Jackie DeAngelis discusses some of the common mistakes that hinder access attainment when launching a new drug.


Jackie DeAngelisThe majority of marketing budgets are spent driving prescriptions with providers and consumers. The success of those efforts is limited, however, without an effective market access launch. Access attainment—gaining formulary coverage, reimbursement, and/or placement on system protocol—is the backbone to prescription fulfillment, and should be a major component of any launch strategy.

Attaining access requires defining a new therapy’s value to access decision makers. Namely, how does a new therapy meet an unmet need in a well-defined patient population, with both clinical and economic justification? Access must then be communicated effectively to providers in order to support utilization.

Mistake No. 1: Launching with a weak payer value message

The impact of a weak payer value message should not be understated and can be demonstrated by the payer value proposition (PVP) equation:

  • PVP with a strong payer value message:
    Payer Value Proposition = Payer Value Message + Pricing/Contracting
  • PVP with a weak or no payer value message:
    Payer Value Proposition = Pricing/Contracting

Launch with the second equation, and pricing discussions are not supported by product value—making for a tough negotiation. A good example is the crowded diabetes space. Contracting is a given for most products in the category, but those with a solid value message in place are able to minimize the amount of their rebate offering.

Payer values messages are weak when clinical messaging to HCPs is repurposed for the payer audience. Payers have a responsibility to drive results across populations not just the individual and to consider budget impact, requiring both clinical and economic information to make decisions. In general, when covering a new therapy, payers ask hard questions to determine access:

•      What is my organization’s exposure in this therapeutic area?

•      How is this new product different and improved compared with other available treatments?

•      How will providing access to this new therapy help my organization manage our population effectively?

An effective payer value message should strive to answer these questions.

Mistake No. 2: Failing to make a data-driven economic argument for access

To optimize access attainment, a manufacturer is best served by defining the subpopulation in which its product provides the most value—and backing it up with both clinical and economic evidence.
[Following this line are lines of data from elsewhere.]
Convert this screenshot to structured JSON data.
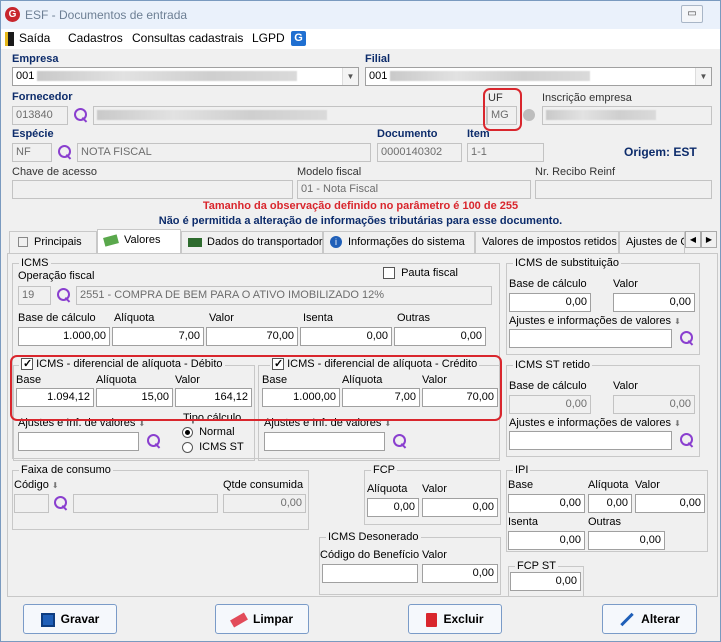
{
  "window": {
    "title": "ESF - Documentos de entrada",
    "app_icon": "G"
  },
  "menu": {
    "items": [
      "Saída",
      "Cadastros",
      "Consultas cadastrais",
      "LGPD"
    ]
  },
  "header": {
    "empresa_label": "Empresa",
    "empresa_value": "001",
    "filial_label": "Filial",
    "filial_value": "001",
    "fornecedor_label": "Fornecedor",
    "fornecedor_code": "013840",
    "uf_label": "UF",
    "uf_value": "MG",
    "inscricao_label": "Inscrição empresa",
    "especie_label": "Espécie",
    "especie_code": "NF",
    "especie_desc": "NOTA FISCAL",
    "documento_label": "Documento",
    "documento_value": "0000140302",
    "item_label": "Item",
    "item_value": "1-1",
    "origem": "Origem: EST",
    "chave_label": "Chave de acesso",
    "modelo_label": "Modelo fiscal",
    "modelo_value": "01 - Nota Fiscal",
    "recibo_label": "Nr. Recibo Reinf"
  },
  "messages": {
    "obs": "Tamanho da observação definido no parâmetro é 100 de 255",
    "warn": "Não é permitida a alteração de informações tributárias para esse documento."
  },
  "tabs": [
    "Principais",
    "Valores",
    "Dados do transportador",
    "Informações do sistema",
    "Valores de impostos retidos",
    "Ajustes de C"
  ],
  "icms": {
    "title": "ICMS",
    "pauta_label": "Pauta fiscal",
    "op_label": "Operação fiscal",
    "op_code": "19",
    "op_desc": "2551 - COMPRA DE BEM PARA O ATIVO IMOBILIZADO 12%",
    "base_label": "Base de cálculo",
    "aliq_label": "Alíquota",
    "valor_label": "Valor",
    "isenta_label": "Isenta",
    "outras_label": "Outras",
    "base": "1.000,00",
    "aliq": "7,00",
    "valor": "70,00",
    "isenta": "0,00",
    "outras": "0,00"
  },
  "difal_debito": {
    "title": "ICMS - diferencial de alíquota - Débito",
    "base_label": "Base",
    "aliq_label": "Alíquota",
    "valor_label": "Valor",
    "base": "1.094,12",
    "aliq": "15,00",
    "valor": "164,12",
    "ajustes_label": "Ajustes e Inf. de valores",
    "tipo_label": "Tipo cálculo",
    "opt_normal": "Normal",
    "opt_st": "ICMS ST"
  },
  "difal_credito": {
    "title": "ICMS - diferencial de alíquota - Crédito",
    "base_label": "Base",
    "aliq_label": "Alíquota",
    "valor_label": "Valor",
    "base": "1.000,00",
    "aliq": "7,00",
    "valor": "70,00",
    "ajustes_label": "Ajustes e Inf. de valores"
  },
  "subst": {
    "title": "ICMS de substituição",
    "base_label": "Base de cálculo",
    "valor_label": "Valor",
    "base": "0,00",
    "valor": "0,00",
    "ajustes_label": "Ajustes e informações de valores"
  },
  "st_retido": {
    "title": "ICMS ST retido",
    "base_label": "Base de cálculo",
    "valor_label": "Valor",
    "base": "0,00",
    "valor": "0,00",
    "ajustes_label": "Ajustes e informações de valores"
  },
  "faixa": {
    "title": "Faixa de consumo",
    "codigo_label": "Código",
    "qtde_label": "Qtde consumida",
    "qtde": "0,00"
  },
  "fcp": {
    "title": "FCP",
    "aliq_label": "Alíquota",
    "valor_label": "Valor",
    "aliq": "0,00",
    "valor": "0,00"
  },
  "ipi": {
    "title": "IPI",
    "base_label": "Base",
    "aliq_label": "Alíquota",
    "valor_label": "Valor",
    "base": "0,00",
    "aliq": "0,00",
    "valor": "0,00",
    "isenta_label": "Isenta",
    "outras_label": "Outras",
    "isenta": "0,00",
    "outras": "0,00"
  },
  "desonerado": {
    "title": "ICMS Desonerado",
    "cod_label": "Código do Benefício",
    "valor_label": "Valor",
    "valor": "0,00"
  },
  "fcp_st": {
    "title": "FCP ST",
    "valor": "0,00"
  },
  "buttons": {
    "gravar": "Gravar",
    "limpar": "Limpar",
    "excluir": "Excluir",
    "alterar": "Alterar"
  },
  "colors": {
    "label_blue": "#0d2c6b",
    "alert_red": "#d9262d",
    "highlight_red": "#d9262d"
  }
}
This targeted differentiation will become even more important in a healthcare landscape that is increasingly offering more biomarker-specific treatments. This economic narrative starts well before launch.

•      Providing evidence to payers before launch primes the market, encouraging payers to begin thinking about the size of the population affected, where outcomes remain subpar, and what is driving costs in the category. For example, a manufacturer with a new heart failure therapy expected to reduce hospitalizations will want to show prior to launch current hospitalization rates and average associated costs to establish the value of a treatment that reduces hospitalizations.
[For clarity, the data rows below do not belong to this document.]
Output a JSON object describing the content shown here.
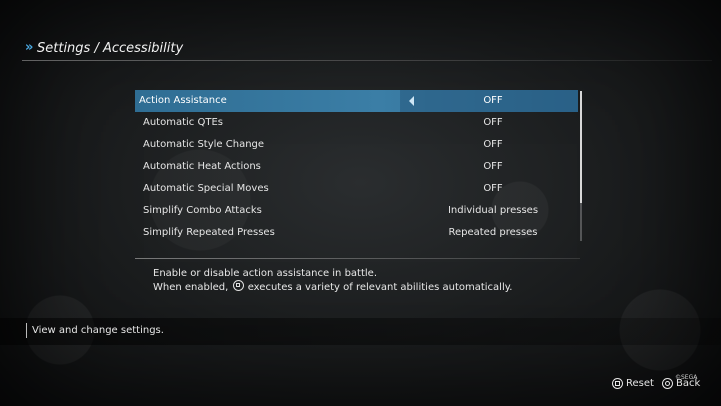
{
  "header": {
    "title": "Settings / Accessibility"
  },
  "options": [
    {
      "label": "Action Assistance",
      "value": "OFF",
      "selected": true
    },
    {
      "label": "Automatic QTEs",
      "value": "OFF"
    },
    {
      "label": "Automatic Style Change",
      "value": "OFF"
    },
    {
      "label": "Automatic Heat Actions",
      "value": "OFF"
    },
    {
      "label": "Automatic Special Moves",
      "value": "OFF"
    },
    {
      "label": "Simplify Combo Attacks",
      "value": "Individual presses"
    },
    {
      "label": "Simplify Repeated Presses",
      "value": "Repeated presses"
    }
  ],
  "description": {
    "line1": "Enable or disable action assistance in battle.",
    "line2_before": "When enabled,",
    "line2_after": "executes a variety of relevant abilities automatically."
  },
  "help": "View and change settings.",
  "footer": {
    "reset": "Reset",
    "back": "Back",
    "copyright": "©SEGA"
  },
  "colors": {
    "accent": "#4aa8e0",
    "selection": "#3b7ea6"
  },
  "icons": {
    "header_mark": "»"
  }
}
•      Having relevant outcomes end points as part of the clinical trial program strengthens the utility of the data available to payers at launch. Keeping with the heart failure example, showing reduced hospitalizations allows payers to readily model the potential cost savings of providing access to the new therapy.

•      Finally, having a real-world evidence plan in place post-launch helps confirm the clinical trial results and refine any budget impact modeling in the real-world setting

Credible data provide support for the mission-critical task of a payer to define value over a population, including providing medical cost offsets.

Mistake No. 3: Overlooking the pull-through challenge

With access attained, market access–related efforts should continue. Pulling through positive access is important to both the manufacturer and payer. In a preferred setting, a payer is looking to realize cost savings by shifting market share toward a preferred product. The payer supports this shift through formulary design and utilization management; the manufacturer supports it through HCP communications that feature access. Even in a nonpreferred setting, access communications around coverage and co-pay assistance support appropriate prescribing.

Because access also looks different by office, local messaging is more effective than national messaging. A sales team can be undermined by being supplied with national coverage data for a product, when what HCPs want is relevant coverage data for their patient population. A good example is erectile dysfunction medications, where coverage at the plan level does not guarantee access unless the self-funded employer has purchased the rider to cover ED therapies. Because of these factors, access communications are complex, but certainly worthwhile in realizing the access attained.

Opportunities to support a market access launch

A strong payer value message optimizes the access gained at launch, which in turn supports appropriate prescribing. Providing evidence relevant to payers—beyond that used with HCPs—gives payers the economic justification they need to provide access to a new therapy. Pulling through that access with prescribers is equally as important to support prescribing.

Jackie DeAngelis is SVP and managing director at Precision for Value.